Lakers forward LeBron James and Bucks guard Jrue Holiday have been named the NBA’s players of the week, the league announced (via Twitter).
James led the Lakers to a 3-1 week with averages of 35.0 PPG, 9.0 RPG, 7.0 APG and 1.3 BPG on .510/.323/.842 shooting. He continues to play at an incredibly high level at 38 years old, having won the award a couple of weeks ago as well. The Lakers are currently 22-25, the West’s No. 12 seed, but they’re only 2.5 games back of the No. 5 seed Mavericks.

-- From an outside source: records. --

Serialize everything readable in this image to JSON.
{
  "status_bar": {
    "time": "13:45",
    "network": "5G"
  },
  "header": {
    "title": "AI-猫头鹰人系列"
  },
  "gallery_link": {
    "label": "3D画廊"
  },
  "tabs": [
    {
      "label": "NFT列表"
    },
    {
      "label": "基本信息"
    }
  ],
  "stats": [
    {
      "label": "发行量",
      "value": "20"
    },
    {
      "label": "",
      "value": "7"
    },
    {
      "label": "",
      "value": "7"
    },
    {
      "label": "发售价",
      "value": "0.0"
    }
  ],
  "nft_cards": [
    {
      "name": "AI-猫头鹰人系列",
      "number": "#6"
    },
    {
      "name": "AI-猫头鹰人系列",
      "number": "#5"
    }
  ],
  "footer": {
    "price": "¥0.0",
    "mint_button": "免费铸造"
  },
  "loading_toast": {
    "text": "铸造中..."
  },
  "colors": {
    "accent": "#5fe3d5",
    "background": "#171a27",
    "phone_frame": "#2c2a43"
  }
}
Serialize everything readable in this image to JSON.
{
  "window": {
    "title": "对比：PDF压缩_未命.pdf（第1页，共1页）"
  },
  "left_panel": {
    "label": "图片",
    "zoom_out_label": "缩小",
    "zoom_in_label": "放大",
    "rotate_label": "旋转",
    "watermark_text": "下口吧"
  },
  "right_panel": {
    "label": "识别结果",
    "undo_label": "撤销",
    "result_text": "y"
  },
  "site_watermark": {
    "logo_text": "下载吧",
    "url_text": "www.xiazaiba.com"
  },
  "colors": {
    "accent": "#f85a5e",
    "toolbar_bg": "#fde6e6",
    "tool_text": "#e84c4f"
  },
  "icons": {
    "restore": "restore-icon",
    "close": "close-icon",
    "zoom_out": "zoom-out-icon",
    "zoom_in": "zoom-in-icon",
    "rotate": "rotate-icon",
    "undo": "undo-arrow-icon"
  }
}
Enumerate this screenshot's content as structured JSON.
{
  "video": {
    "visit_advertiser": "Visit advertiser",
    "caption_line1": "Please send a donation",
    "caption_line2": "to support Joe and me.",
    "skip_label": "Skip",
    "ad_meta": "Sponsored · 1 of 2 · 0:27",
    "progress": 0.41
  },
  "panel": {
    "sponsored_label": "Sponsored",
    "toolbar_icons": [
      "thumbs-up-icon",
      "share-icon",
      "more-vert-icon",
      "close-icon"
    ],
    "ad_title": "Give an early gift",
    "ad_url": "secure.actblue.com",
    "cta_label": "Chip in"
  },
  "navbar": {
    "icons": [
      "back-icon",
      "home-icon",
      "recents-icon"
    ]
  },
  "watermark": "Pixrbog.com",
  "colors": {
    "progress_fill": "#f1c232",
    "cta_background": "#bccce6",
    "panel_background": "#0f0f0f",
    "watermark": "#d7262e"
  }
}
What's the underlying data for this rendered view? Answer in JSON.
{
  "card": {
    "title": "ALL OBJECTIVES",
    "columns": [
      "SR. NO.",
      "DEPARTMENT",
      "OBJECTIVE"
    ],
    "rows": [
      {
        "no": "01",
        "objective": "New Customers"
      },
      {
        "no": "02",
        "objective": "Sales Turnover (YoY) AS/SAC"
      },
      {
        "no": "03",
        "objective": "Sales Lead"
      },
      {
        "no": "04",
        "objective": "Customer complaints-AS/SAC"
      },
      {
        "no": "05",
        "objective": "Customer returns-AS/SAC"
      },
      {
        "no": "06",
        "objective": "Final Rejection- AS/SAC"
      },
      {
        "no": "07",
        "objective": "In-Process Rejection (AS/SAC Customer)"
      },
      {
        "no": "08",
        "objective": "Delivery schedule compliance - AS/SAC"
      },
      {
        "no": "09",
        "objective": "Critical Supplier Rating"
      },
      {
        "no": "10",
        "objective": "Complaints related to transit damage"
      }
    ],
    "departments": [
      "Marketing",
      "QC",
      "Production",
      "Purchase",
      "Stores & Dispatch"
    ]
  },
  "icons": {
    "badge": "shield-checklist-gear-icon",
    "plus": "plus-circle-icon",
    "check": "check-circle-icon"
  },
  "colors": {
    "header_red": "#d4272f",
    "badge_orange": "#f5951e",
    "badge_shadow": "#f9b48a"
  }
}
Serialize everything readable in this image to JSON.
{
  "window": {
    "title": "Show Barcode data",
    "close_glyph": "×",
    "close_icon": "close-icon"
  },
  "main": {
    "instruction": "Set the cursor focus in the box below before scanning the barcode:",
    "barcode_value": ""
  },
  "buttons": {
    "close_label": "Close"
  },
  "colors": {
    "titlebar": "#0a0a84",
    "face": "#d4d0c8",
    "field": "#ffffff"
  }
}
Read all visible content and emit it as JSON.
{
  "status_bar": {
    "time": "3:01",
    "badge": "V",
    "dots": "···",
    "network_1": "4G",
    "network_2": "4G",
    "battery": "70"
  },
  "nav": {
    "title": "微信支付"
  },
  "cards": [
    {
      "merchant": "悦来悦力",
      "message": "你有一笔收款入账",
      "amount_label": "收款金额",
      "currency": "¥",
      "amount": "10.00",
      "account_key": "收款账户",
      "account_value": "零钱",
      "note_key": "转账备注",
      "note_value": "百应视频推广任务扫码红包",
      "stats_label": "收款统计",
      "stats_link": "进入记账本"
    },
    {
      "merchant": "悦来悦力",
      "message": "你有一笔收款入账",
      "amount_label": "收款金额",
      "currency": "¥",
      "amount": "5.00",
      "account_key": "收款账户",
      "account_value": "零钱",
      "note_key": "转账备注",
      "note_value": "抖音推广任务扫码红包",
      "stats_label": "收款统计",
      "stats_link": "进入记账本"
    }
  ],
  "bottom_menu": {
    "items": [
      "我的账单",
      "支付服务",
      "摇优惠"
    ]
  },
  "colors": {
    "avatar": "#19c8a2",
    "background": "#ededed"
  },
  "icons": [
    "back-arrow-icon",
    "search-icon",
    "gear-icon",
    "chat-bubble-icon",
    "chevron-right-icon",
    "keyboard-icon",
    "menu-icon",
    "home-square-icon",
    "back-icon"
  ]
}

Holiday had an outstanding week himself, leading Milwaukee to a 2-1 record with Giannis Antetokounmpo and Khris Middleton sidelined. He averaged 33.3 PPG, 4.7 RPG, 9.3 APG and 1.7 SPG on a stellar .569/.478/1.000 shooting slash line. The Bucks are currently 29-17, the East’s No. 3 seed, and are expected to get both of Holiday’s aforementioned teammates back on Monday.
According to the NBA (Twitter link), the other nominees in the West were Mikal Bridges, Shai Gilgeous-Alexander, Kawhi Leonard and Jamal Murray, while Joel Embiid, Darius Garland, Kyrie Irving, Dejounte Murray and Fred VanVleet were nominated in the East.